In this Oct. 2, 1962 photo provided by the University of Mississippi, James Meredith, left, attends class for the first time in Peabody Hall on The University of Mississippi campus, in Oxford, Miss. Meredith, the first black student to attend the University of Mississippi after integration, says he doesn't plan to participate in the university's commemoration of his history-making enrollment 50 years ago, which prompted a state-federal standoff, sparked deadly mob violence and ultimately ended the university's official policy of racial segregation. (AP Photo/University of Mississippi Public Relations, Ed Meek, File)

BAY ST. LOUIS, Miss. (AP) — The man who integrated the University of Mississippi says he’s troubled and confused by the protest there against President Barack Obama‘s re-election.

But James Meredith tells WLOX-TV students shouldn’t get sidetracked by what he calls nonsense and foolishness.

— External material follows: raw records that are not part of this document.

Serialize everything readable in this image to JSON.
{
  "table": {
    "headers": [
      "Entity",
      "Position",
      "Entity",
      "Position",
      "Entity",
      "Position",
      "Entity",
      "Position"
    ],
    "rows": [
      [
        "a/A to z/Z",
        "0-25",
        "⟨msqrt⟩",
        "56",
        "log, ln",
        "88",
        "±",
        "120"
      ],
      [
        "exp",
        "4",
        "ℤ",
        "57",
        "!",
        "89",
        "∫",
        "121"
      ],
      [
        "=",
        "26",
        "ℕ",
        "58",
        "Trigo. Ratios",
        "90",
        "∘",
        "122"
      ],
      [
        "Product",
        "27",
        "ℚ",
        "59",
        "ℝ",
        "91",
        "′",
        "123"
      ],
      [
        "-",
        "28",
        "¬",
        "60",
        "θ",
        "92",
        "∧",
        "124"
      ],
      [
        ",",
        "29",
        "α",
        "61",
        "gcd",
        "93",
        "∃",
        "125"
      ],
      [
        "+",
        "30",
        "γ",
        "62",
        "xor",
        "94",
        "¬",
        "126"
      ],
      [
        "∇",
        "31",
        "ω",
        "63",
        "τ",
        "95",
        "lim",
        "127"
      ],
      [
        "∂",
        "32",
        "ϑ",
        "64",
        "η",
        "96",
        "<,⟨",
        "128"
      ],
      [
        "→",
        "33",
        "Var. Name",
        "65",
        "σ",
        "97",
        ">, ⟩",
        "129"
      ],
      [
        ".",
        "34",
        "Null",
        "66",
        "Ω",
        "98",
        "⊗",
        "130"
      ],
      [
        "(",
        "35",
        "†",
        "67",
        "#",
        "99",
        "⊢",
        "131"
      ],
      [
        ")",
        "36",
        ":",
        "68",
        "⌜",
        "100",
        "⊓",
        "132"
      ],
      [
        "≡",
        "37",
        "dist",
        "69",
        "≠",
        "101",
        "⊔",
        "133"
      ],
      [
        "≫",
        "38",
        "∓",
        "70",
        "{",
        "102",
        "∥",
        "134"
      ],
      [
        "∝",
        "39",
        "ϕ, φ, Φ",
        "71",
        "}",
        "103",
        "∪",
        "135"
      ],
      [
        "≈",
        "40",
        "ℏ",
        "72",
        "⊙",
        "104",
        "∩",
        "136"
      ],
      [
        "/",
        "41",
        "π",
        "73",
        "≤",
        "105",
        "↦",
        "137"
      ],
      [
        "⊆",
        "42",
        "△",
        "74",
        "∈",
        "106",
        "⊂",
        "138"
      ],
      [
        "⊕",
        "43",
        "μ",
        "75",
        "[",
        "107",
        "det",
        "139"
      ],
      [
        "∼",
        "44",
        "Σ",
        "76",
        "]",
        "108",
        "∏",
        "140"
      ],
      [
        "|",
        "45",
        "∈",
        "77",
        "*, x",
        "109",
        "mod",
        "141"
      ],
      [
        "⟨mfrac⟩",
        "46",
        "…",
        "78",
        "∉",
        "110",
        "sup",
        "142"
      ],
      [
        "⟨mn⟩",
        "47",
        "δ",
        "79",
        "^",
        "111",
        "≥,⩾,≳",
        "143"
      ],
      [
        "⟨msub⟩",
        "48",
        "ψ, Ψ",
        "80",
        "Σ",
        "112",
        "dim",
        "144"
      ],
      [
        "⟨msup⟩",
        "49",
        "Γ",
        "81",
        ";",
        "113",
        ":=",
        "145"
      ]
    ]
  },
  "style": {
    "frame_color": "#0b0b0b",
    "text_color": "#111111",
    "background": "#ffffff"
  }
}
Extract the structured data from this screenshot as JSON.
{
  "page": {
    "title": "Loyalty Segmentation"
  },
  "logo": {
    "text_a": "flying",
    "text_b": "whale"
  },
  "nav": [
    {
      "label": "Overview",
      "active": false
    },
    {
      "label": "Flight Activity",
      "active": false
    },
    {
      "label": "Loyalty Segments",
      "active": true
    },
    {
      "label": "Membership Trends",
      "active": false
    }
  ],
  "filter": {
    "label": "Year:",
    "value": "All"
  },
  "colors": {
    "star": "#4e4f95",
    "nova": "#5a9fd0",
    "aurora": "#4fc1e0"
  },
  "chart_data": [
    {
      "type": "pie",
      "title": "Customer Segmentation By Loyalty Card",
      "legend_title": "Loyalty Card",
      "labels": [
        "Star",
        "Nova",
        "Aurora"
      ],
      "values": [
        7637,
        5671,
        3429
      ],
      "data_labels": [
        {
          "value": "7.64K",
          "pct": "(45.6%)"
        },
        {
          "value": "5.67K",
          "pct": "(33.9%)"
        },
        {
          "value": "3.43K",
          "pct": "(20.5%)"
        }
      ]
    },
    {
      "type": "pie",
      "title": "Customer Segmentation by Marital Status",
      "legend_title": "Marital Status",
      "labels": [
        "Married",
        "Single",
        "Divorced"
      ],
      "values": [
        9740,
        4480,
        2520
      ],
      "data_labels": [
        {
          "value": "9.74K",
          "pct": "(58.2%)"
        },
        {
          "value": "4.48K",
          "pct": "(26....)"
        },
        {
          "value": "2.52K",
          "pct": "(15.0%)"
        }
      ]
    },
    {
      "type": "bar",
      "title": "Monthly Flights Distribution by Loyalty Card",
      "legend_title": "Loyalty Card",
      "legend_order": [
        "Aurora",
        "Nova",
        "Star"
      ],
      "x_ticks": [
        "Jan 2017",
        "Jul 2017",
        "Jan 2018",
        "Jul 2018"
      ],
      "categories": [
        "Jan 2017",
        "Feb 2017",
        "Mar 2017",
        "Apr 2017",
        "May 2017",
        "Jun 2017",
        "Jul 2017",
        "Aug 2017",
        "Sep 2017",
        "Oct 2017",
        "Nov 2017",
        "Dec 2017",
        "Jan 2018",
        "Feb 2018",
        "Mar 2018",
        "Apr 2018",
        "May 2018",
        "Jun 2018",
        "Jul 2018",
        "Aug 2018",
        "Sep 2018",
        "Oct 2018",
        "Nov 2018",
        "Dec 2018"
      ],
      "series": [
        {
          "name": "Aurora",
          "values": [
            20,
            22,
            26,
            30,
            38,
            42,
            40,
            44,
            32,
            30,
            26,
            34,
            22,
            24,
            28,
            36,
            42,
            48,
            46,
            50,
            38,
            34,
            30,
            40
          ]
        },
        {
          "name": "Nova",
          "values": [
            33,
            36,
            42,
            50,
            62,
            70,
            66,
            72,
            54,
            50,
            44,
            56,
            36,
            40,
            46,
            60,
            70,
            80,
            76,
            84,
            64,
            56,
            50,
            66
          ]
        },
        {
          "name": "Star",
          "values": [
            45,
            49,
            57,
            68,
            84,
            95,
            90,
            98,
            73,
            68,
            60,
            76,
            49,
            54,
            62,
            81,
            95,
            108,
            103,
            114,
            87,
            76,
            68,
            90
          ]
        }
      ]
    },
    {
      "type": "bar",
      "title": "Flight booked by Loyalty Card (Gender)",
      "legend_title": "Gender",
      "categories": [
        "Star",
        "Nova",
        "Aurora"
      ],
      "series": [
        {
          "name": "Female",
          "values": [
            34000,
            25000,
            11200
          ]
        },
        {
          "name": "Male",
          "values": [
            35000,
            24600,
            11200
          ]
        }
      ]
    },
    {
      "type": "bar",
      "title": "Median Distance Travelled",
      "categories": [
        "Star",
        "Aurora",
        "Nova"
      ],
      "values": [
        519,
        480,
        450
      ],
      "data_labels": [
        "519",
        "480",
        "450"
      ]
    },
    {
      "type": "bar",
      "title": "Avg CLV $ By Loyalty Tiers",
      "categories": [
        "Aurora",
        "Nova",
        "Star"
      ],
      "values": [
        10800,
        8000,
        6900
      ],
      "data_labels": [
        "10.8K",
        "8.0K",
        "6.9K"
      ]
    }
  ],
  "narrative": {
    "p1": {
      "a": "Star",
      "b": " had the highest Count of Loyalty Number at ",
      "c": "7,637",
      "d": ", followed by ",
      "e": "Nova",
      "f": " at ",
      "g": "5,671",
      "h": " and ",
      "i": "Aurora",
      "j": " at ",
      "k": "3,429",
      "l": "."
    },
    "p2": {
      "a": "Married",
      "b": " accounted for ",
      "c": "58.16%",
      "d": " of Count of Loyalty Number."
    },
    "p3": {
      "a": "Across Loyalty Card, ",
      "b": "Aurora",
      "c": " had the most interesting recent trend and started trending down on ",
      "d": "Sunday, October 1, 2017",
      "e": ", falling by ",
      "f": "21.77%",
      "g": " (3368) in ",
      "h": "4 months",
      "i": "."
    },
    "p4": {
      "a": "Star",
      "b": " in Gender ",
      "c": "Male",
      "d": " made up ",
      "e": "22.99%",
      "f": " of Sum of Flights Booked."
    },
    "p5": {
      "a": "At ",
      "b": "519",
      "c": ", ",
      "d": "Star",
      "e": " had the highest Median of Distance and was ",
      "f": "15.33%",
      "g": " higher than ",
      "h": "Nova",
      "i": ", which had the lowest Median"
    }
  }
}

The protest late Tuesday grew into a crowd of about 400 people as rumors of a riot spread on social media. Some people shouted racial slurs. Others yelled the school cheer, “hotty toddy.”

Meredith’s admission sparked riots that had to be quelled by the military and police.

Meredith said Saturday that he was cursed every day he attended Ole Miss, but he paid it no attention.

He says that if he had a fight, it was with state leaders who created unjust policies.